The company's concentration profile combines structural market and geographic exposures with a supply-side dependency and two named customer relationships at a low disclosed share. Aerospace represents the largest end-market served, accounting for approximately 70% of revenue in 2025 — a high-share structural concentration that ties results to aircraft build rates, MRO demand, and the capital spending programs of commercial and defense aerospace customers. North America is the dominant geographic region, generating 72% of sales in 2025 alongside Europe at 22%, reinforcing the structural concentration in the most developed aerospace manufacturing geography. On the supply side, the company depends on a limited or sole source for certain key inputs, including titanium sponge and specialized metal alloys — a high-share dependency where a disruption to any of these supply lines could constrain production and pressure margins across the aerospace-facing product portfolio. At the named-customer level, RTX Corporation represented approximately 11% of third-party sales, and GE Aerospace represented approximately 11% of third-party sales — each a low-share dependency. The symmetry of those shares means neither customer alone is dominant, but together the two largest aerospace OEM customers account for a combined share worth monitoring given the program-driven nature of long-cycle aerospace contracts. On balance, the structural aerospace and North American concentrations are the dominant profile items, with the sole-source supply dependency as the most idiosyncratic single risk.
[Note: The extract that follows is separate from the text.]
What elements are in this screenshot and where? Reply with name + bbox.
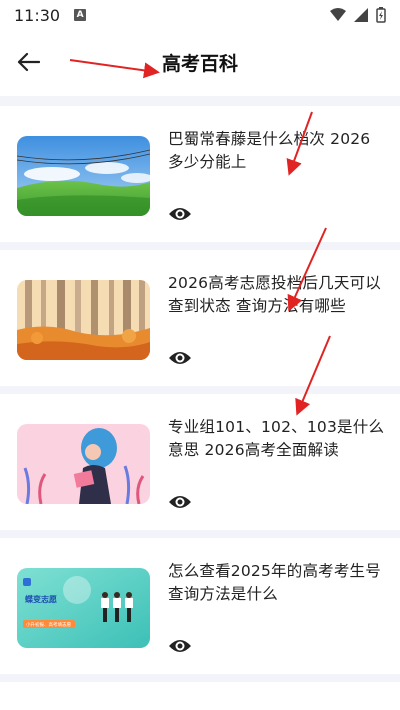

For the engine’s reasoning on HWM’s current verdict — including which dimensions drove the score — see the per-dimension breakdown.
| Symbol | Name | HIGH | MEDIUM | LOW | Total |
|---|---|---|---|---|---|
| HWM● | Howmet Aerospace Inc. | 3 | 0 | 2 | 5 |
| AVAV | AeroVironment, Inc. | 1 | 1 | 2 | 4 |
| ACHR | Archer Aviation Inc. | 1 | 0 | 0 | 1 |
| AXON | Axon Enterprise, Inc. | 0 | 2 | 0 | 2 |
| AIR | AAR Corp. | 0 | 0 | 1 | 1 |
| ATRO | Astronics Corporation | 0 | 0 | 1 | 1 |
Concentration counts reflect items disclosed in each peer’s most recent 10-K; disclosed-size classification uses TrendMatrix’s internal 10-K extraction taxonomy.